A Company Is Renting Conversations With AI Jesus for $2 A Minute

A California-based tech company is giving people the chance to have a one-on-one video conversation with a digital version of Jesus Christ, and it will cost them roughly the same as a premium cup of coffee, per minute.

Just Like Me, a platform that builds interactive AI avatars of celebrities, public figures, and cultural personalities, recently added Jesus Christ to its growing roster of “digital twins.” According to sources, the company describes its mission as using these avatars to “provide guidance, mentorship, support and friendship” to users, and the addition of a religious figure may be its most ambitious undertaking yet.

The AI Jesus is not a simple chatbot. According to the company, the avatar can offer prayers and words of encouragement, communicate in multiple languages, and remember previous conversations with returning users, creating a sense of continuity that goes beyond a typical virtual assistant.

The visual design of the avatar drew from a well-known source. Just Like Me modeled its AI Jesus on actor Jonathan Roumie’s portrayal of the figure in the popular biblical drama series “The Chosen,” giving the avatar a recognizable, human face that many viewers will already associate with their idea of the historical and spiritual figure.

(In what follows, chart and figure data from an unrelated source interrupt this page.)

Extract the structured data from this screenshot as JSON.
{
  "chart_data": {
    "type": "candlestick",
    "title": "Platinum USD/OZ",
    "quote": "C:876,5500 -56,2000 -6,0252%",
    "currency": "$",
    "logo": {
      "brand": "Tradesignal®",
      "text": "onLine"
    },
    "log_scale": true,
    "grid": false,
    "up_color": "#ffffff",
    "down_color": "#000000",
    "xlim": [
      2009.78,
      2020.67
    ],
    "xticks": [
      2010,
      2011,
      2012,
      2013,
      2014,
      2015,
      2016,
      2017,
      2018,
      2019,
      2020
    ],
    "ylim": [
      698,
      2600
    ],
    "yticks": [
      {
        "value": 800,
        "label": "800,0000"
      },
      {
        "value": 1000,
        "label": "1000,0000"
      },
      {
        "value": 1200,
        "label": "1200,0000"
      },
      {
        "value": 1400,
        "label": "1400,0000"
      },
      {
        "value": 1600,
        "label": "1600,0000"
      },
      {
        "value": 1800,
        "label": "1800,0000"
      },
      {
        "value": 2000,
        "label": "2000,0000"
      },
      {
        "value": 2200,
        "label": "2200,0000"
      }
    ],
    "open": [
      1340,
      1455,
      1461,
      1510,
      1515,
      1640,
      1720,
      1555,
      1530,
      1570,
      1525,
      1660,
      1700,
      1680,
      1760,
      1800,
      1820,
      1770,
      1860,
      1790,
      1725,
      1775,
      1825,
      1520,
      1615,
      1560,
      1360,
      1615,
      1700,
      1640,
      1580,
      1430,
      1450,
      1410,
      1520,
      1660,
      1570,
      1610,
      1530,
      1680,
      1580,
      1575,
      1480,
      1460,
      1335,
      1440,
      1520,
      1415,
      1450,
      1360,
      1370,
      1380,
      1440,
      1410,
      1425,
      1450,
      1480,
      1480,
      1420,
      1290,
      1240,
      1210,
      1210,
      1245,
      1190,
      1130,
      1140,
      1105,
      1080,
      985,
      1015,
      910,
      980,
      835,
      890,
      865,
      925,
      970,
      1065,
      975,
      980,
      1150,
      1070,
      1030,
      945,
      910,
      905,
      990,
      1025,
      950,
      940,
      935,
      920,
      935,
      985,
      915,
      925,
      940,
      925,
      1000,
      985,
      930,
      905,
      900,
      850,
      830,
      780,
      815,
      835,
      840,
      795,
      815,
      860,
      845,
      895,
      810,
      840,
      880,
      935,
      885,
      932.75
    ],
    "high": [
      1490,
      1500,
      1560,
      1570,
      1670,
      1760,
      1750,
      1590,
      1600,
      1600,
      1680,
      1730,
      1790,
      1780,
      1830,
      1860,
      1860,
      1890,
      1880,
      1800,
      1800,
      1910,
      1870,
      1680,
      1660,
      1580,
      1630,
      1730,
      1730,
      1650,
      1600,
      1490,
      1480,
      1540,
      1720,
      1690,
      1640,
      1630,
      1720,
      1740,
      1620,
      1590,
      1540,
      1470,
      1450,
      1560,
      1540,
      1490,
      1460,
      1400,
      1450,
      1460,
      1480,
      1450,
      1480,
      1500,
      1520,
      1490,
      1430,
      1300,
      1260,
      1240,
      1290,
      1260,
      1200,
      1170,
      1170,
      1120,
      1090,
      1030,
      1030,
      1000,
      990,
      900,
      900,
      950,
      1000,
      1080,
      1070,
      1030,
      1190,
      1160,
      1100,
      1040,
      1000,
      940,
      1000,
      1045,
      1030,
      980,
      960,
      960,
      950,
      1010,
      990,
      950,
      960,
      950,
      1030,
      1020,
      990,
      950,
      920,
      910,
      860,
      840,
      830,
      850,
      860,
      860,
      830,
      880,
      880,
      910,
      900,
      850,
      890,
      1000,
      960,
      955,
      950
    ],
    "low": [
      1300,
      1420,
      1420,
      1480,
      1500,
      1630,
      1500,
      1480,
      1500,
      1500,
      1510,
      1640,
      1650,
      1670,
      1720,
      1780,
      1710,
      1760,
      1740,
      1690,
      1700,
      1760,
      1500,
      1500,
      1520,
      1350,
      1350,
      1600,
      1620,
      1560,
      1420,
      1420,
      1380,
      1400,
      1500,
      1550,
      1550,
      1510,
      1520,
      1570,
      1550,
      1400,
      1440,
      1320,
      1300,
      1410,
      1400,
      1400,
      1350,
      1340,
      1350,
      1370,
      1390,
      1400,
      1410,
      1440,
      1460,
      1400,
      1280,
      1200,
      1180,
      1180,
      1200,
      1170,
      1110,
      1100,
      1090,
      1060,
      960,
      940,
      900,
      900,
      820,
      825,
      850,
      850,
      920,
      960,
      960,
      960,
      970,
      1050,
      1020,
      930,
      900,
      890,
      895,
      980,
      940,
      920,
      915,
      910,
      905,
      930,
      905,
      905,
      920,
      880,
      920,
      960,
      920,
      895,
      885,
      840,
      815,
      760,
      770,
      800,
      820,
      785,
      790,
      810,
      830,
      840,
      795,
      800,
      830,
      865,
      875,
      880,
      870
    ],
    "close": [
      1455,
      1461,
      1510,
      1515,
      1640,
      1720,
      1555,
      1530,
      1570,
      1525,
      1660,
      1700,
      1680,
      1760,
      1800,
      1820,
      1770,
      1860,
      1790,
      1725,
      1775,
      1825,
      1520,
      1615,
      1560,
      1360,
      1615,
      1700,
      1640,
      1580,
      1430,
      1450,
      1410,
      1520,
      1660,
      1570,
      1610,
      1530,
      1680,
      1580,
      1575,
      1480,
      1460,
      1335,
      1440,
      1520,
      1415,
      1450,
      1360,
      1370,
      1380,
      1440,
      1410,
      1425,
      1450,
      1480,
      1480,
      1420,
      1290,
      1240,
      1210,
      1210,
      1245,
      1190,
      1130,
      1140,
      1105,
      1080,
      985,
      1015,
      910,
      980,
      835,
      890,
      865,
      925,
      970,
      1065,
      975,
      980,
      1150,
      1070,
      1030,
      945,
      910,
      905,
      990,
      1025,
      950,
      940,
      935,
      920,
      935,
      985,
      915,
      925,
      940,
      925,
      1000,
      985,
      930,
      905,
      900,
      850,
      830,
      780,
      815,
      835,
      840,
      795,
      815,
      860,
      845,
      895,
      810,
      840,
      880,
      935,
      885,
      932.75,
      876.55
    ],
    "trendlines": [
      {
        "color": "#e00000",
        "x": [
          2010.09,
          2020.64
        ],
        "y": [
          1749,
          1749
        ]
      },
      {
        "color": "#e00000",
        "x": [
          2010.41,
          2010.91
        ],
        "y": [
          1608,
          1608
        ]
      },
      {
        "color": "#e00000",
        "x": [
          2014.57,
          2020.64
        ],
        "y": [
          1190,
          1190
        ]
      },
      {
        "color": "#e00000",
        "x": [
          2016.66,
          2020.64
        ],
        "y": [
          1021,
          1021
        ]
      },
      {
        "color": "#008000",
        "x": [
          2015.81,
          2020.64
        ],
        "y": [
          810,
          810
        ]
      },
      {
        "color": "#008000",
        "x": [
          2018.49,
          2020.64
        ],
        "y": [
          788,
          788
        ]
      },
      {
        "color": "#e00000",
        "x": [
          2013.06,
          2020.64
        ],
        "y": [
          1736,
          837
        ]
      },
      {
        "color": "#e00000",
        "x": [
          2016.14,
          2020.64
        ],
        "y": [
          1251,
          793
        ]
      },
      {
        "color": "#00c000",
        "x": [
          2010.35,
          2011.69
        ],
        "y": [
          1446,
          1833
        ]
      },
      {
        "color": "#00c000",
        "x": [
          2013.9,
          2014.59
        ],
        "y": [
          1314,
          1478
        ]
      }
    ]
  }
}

On the theological side, Just Like Me CEO Chris Breed said their model was trained on both the King James Bible and its understanding of scripture comes from sermons given by various preachers. That combination of scriptural text and real-world preaching suggests the company made a deliberate effort to give the avatar a grounded, faith-based perspective rather than a generic one.

The pricing structure is straightforward. Users can pay $1.99 per minute for a conversation, or opt into a monthly package priced at $49.99 that provides 45 minutes of access each month. Just Like Me’s platform also features conversations with figures such as MySpace co-founder Chris DeWolfe, the late political commentator Charlie Kirk, and even Santa Claus, so the AI Jesus joins a wide and eclectic lineup.

The concept is not without precedent, and it certainly is not without controversy. A separate project in Switzerland previously introduced a Jesus hologram inside a church that was capable of taking confessions, drawing significant backlash from religious communities who viewed it as disrespectful. Whether Just Like Me’s paid conversation model will face similar criticism remains to be seen.